A new report by Dean Baker on “The Origins and Severity of the Public Pension Crisis” is getting a lot of attention. It’s hard not to notice that public employees’ pension benefits are under attack. Baker’s piece is a thoughtful look into the numbers and the economic forces behind the numbers, and they make a useful contribution to an informed approach to the issue. However, while he gets some things right, he gets one thing wrong, and it is useful to separate the wheat from the chaff.
Baker makes essentially three points about the shortfall between pension assets and liabilities. One is about looking back, to see how we got here. A second is about where we are now, assessing the true size of the current shortfall. The third is looking forward, to see what it will take to remedy the situation.
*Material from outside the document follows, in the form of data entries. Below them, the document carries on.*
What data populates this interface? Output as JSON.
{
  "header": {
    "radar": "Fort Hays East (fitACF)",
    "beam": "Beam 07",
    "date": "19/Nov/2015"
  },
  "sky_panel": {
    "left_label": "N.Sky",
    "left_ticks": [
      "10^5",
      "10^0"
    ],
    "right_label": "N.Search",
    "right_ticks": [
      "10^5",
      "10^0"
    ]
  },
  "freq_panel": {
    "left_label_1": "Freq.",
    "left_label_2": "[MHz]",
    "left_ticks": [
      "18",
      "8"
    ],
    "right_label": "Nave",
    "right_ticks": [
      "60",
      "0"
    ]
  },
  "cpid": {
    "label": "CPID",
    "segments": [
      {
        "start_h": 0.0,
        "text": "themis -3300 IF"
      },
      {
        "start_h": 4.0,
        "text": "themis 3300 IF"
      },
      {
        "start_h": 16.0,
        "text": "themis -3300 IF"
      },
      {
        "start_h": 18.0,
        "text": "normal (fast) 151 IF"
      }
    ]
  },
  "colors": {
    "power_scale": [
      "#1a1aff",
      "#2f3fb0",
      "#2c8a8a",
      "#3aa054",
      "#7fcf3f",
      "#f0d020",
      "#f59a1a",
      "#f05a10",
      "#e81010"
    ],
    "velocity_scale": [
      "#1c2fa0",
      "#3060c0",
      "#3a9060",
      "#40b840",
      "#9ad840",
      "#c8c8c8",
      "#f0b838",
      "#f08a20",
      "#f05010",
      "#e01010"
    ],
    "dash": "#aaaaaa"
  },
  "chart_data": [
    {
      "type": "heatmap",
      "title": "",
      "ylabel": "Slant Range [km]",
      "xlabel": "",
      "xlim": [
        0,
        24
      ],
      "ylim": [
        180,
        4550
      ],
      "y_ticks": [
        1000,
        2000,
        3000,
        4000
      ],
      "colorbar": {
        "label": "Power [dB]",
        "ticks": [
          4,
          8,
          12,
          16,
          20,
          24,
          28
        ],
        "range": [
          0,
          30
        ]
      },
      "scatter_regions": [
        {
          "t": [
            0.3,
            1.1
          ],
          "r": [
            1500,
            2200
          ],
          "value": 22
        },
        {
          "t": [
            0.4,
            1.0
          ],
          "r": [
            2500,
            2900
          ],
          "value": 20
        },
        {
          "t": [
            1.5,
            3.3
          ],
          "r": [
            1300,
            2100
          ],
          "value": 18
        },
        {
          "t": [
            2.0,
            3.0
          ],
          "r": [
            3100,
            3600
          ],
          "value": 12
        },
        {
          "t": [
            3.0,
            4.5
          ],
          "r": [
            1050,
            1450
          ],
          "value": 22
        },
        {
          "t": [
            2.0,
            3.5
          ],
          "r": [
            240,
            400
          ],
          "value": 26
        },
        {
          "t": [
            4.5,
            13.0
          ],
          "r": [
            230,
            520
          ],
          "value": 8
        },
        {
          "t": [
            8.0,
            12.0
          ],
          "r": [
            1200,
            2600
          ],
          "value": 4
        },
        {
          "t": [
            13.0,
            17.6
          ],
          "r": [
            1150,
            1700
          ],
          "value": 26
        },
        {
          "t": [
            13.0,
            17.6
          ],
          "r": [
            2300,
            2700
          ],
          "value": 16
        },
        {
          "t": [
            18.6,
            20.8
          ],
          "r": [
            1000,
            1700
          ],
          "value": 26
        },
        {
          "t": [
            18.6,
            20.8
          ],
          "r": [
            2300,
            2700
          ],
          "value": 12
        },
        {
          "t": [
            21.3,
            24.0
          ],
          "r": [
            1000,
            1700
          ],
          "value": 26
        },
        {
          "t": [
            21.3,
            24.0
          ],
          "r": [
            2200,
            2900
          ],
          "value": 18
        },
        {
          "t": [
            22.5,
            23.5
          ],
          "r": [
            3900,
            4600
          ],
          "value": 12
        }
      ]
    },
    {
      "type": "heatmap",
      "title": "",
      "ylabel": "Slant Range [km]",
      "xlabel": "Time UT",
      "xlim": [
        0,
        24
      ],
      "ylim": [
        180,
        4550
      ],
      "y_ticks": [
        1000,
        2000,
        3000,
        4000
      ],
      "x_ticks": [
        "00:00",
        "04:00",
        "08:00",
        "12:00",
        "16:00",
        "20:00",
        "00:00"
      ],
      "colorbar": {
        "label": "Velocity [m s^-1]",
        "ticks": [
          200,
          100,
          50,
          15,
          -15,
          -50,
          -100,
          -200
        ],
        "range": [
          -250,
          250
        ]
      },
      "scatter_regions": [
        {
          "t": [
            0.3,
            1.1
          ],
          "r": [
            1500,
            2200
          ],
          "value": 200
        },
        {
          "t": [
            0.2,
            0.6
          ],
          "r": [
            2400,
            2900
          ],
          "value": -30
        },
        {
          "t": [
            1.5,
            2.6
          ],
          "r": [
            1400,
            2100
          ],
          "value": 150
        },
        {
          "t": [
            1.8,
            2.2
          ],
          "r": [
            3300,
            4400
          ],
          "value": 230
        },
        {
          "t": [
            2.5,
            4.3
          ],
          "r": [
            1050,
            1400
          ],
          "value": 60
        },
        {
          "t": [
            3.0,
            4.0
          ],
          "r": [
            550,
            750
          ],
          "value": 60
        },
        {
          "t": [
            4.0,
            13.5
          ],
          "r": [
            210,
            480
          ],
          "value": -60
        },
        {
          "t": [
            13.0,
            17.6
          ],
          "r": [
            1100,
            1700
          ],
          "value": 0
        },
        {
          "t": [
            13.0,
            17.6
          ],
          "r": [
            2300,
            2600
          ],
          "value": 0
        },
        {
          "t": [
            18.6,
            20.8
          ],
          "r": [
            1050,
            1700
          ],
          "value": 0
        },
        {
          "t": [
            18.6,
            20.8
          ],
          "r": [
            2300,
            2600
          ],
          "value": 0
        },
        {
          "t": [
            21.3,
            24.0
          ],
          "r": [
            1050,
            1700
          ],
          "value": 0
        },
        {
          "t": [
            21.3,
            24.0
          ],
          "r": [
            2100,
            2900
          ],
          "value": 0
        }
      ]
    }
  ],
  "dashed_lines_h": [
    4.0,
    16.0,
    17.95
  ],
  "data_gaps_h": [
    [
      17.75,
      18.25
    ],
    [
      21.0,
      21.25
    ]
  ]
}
1. Looking back. The current pension shortfall is due to the Great Financial Crisis and the ensuing Great Recession. It results primarily from the drop in stock prices and the value of other financial assets between 2007-2009, and from the decline in state and local contributions that follow from the decline in state and local revenues caused by the recession. The underfunding that pre-existed the financial crisis is small in comparison.
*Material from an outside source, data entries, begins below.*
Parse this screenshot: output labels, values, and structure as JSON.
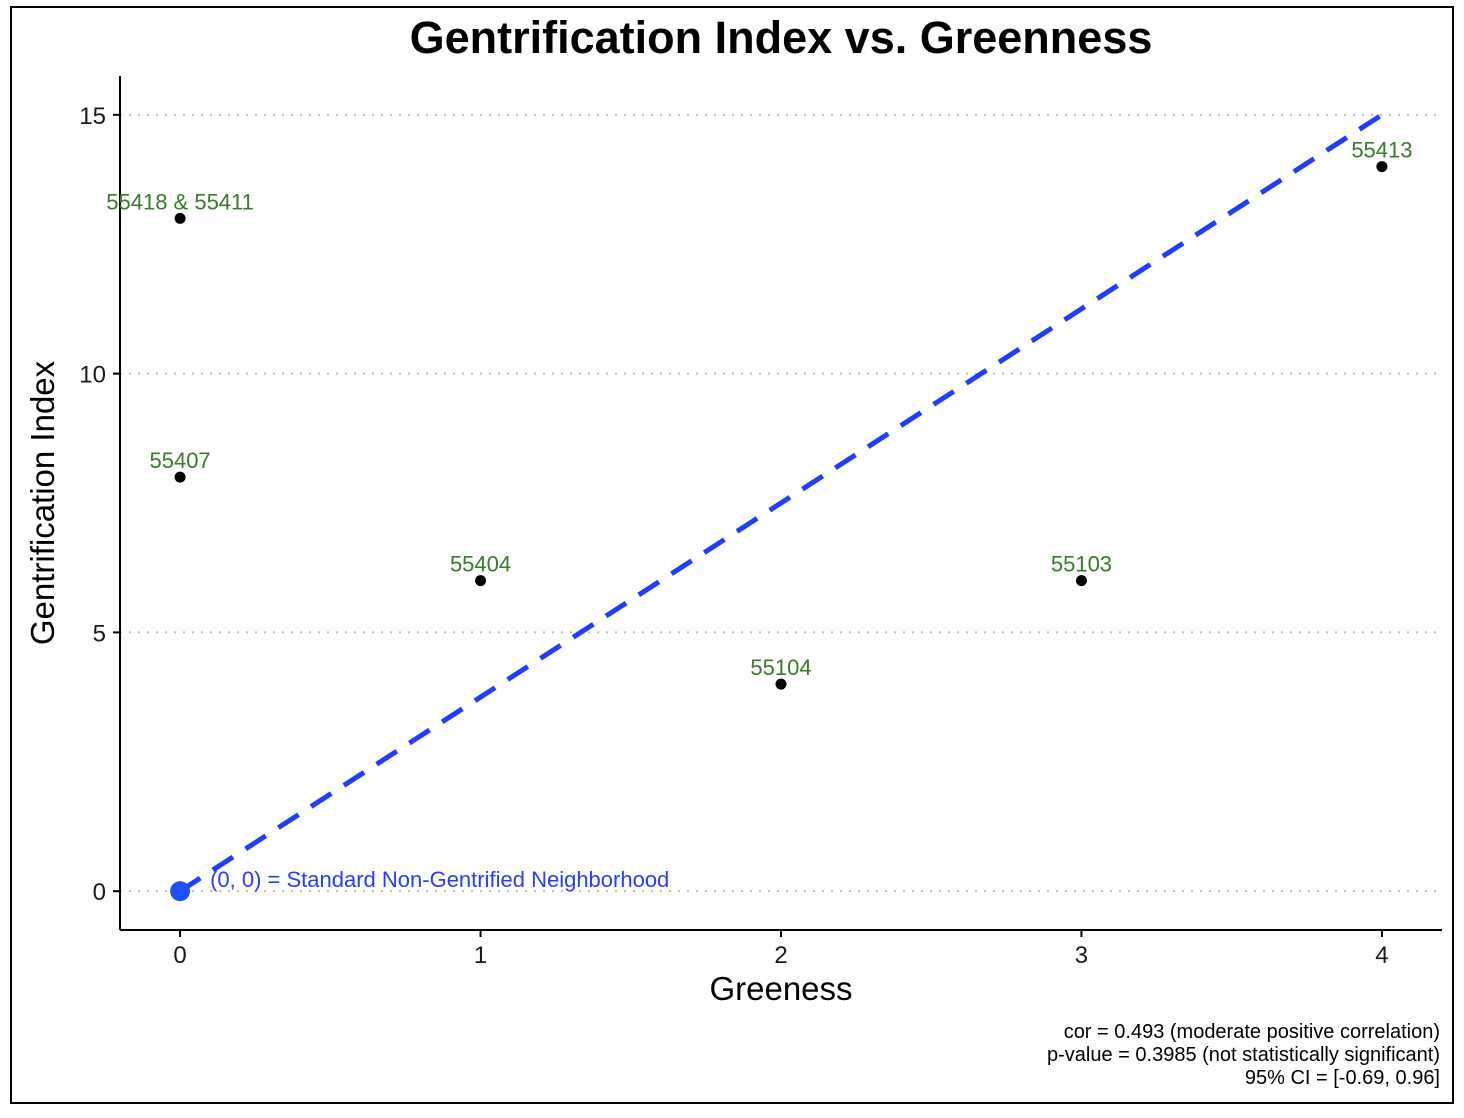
{
  "chart_data": {
    "type": "scatter",
    "title": "Gentrification Index vs. Greenness",
    "xlabel": "Greeness",
    "ylabel": "Gentrification Index",
    "xlim": [
      -0.2,
      4.2
    ],
    "ylim": [
      -0.75,
      15.75
    ],
    "x_ticks": [
      0,
      1,
      2,
      3,
      4
    ],
    "x_tick_labels": [
      "0",
      "1",
      "2",
      "3",
      "4"
    ],
    "y_ticks": [
      0,
      5,
      10,
      15
    ],
    "y_tick_labels": [
      "0",
      "5",
      "10",
      "15"
    ],
    "grid": "horizontal dotted",
    "points": [
      {
        "x": 0,
        "y": 13,
        "label": "55418 & 55411"
      },
      {
        "x": 0,
        "y": 8,
        "label": "55407"
      },
      {
        "x": 1,
        "y": 6,
        "label": "55404"
      },
      {
        "x": 2,
        "y": 4,
        "label": "55104"
      },
      {
        "x": 3,
        "y": 6,
        "label": "55103"
      },
      {
        "x": 4,
        "y": 14,
        "label": "55413"
      }
    ],
    "reference_line": {
      "style": "dashed",
      "from": [
        0,
        0
      ],
      "to": [
        4,
        15
      ]
    },
    "origin_marker": {
      "x": 0,
      "y": 0,
      "label": "(0, 0) = Standard Non-Gentrified Neighborhood"
    },
    "caption_lines": [
      "cor = 0.493 (moderate positive correlation)",
      "p-value = 0.3985 (not statistically significant)",
      "95% CI = [-0.69, 0.96]"
    ]
  },
  "colors": {
    "point": "#000000",
    "point_label": "#3a7a2a",
    "reference_line": "#1f3cff",
    "origin_marker": "#1f4fff",
    "origin_label": "#2a3cff",
    "grid": "#bdbdbd",
    "axis": "#000000",
    "frame": "#000000"
  }
}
2. Where we are. The shortfall equals the difference between the value of the assets and the value of the liabilities. While it is relatively easy to achieve a consensus on the value of the assets, the value of the liabilities is a tougher nut to crack. The value depends crucially on the discount rate employed. Traditionally people have used a relatively high discount rate, which lowers the calculated value of the liabilities, and lowers any measured shortfall. Many economists advocate using a much lower rate, which raises the calculated value of the liabilities, and raises any measured shortfall. Baker advocates using the higher rate.
3. The shortfall is manageable going forward. Baker calculates the share of future state product required to make up for the current shortfall. It’s a small number. We can do this, he is telling us.
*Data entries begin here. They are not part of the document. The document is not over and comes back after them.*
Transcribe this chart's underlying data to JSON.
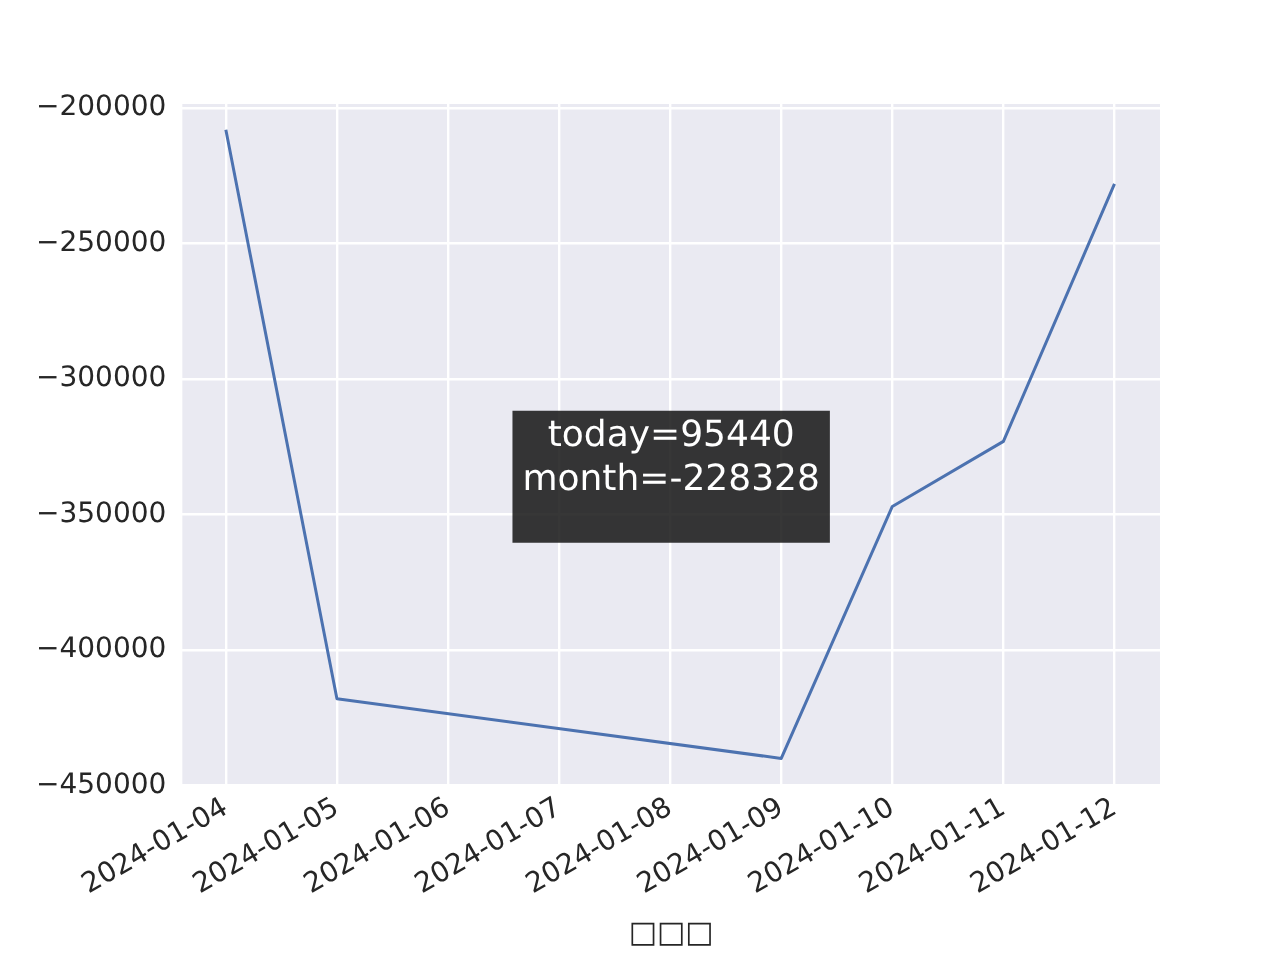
{
  "chart_data": {
    "type": "line",
    "xlabel": "□□□",
    "x": [
      "2024-01-04",
      "2024-01-05",
      "2024-01-09",
      "2024-01-10",
      "2024-01-11",
      "2024-01-12"
    ],
    "series": [
      {
        "color": "#4c72b0",
        "values": [
          -208000,
          -418000,
          -440000,
          -347000,
          -323000,
          -228000
        ]
      }
    ],
    "xlim": [
      "2024-01-03T14:36",
      "2024-01-12T09:50"
    ],
    "xticks": [
      "2024-01-04",
      "2024-01-05",
      "2024-01-06",
      "2024-01-07",
      "2024-01-08",
      "2024-01-09",
      "2024-01-10",
      "2024-01-11",
      "2024-01-12"
    ],
    "ylim": [
      -450000,
      -198500
    ],
    "yticks": [
      -450000,
      -400000,
      -350000,
      -300000,
      -250000,
      -200000
    ],
    "grid": true,
    "legend": false,
    "marker": "none",
    "line_style": "solid",
    "annotations": [
      "today=95440",
      "month=-228328"
    ]
  }
}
I appreciate Baker’s useful calculations on points #1 and #3. Unfortunately, he is just plain wrong on point #2. Baker blithely ignore fundamental principles about risk and return, like those mentioned in a post I made on the subject before Baker weighed in.
The key issue which Baker and others trip over is how to factor risk into your evaluation of long-term expected returns. It is a fallacy to think that a long horizon allows one to more confidently expect to achieve the mean return. That only happens if stock prices are substantially mean reverting, which they are not — at least not at the time horizons and on the scale that is relevant for this debate. What is overlooked is the danger of compounded negative returns. Bad outcomes can get even worse. The Free Exchange blog at the Economist has a nice and concise post on this. Another is by Josh Barro here. One of the prominent economists on this issue, Joshua Rauh, recently testified on the matter before Congress.
One version of this mistake is known as the St. Petersburg paradox: faced with the opportunity to play a repeated fair bet, where the stakes double each round, there is a strategy available which, on its face, seems assured of winning an arbitrarily large positive payoff. Baker’s stance suggests he would buy into the St. Petersburg lottery.
Baker and others — such as Felix Salmon at Reuters — have made mention of the idea that public employee pension funds are a mutual insurance policy, as opposed to an agglomeration of 401K accounts. This is a potentially fruitful basis for thinking the problem through differently. It shows the limited import of the headline number on the balance of assets and liabilities in a public pension plan. While stock returns are not mean reverting, GDP could be–although that is debated. How to account for the social claims on GDP through time is a more difficult problem than how to value the balance sheet of a pension plan. But while that puts the headline number into context, it doesn’t change the headline number. The assets remain the assets, the liabilities remain the liabilities.The claim about a mutual insurance policy is a claim that the correct balance sheet includes other assets and liabilities not yet recognized. It is not a claim that these assets and these liabilities should be valued using the expected rate of return on stocks.
The broader perspective of a mutual insurance policy is why I think Baker’s points #1 and #3 are worth making. From a purely technical point of view focused just on valuing the assets and liabilities in the pension fund, points #1 and #3 are not completely distinct from point #2. But they highlight the limited frame of reference at hand in utilizing the answer to #2 as a complete answer to the public policy problem of what to do about pensions.
Others have pointed out that privatized defined contribution 401K accounts are an inferior way of providing retirement benefits. I think this is true. But this is a different issue from selecting the correct discount rate for evaluating the assets and liabilities of the current pension system. It speaks to what we do with the information, but not to the statement of the information itself. There is no way to get from any of the arguments in favor of the current defined benefit pension system to the current policy for selecting a discount rate on the pension’s liabilities. These are different things. The politics of the current situation has thrown them into the pot together, but good and thoughtful analysis should keep them distinct.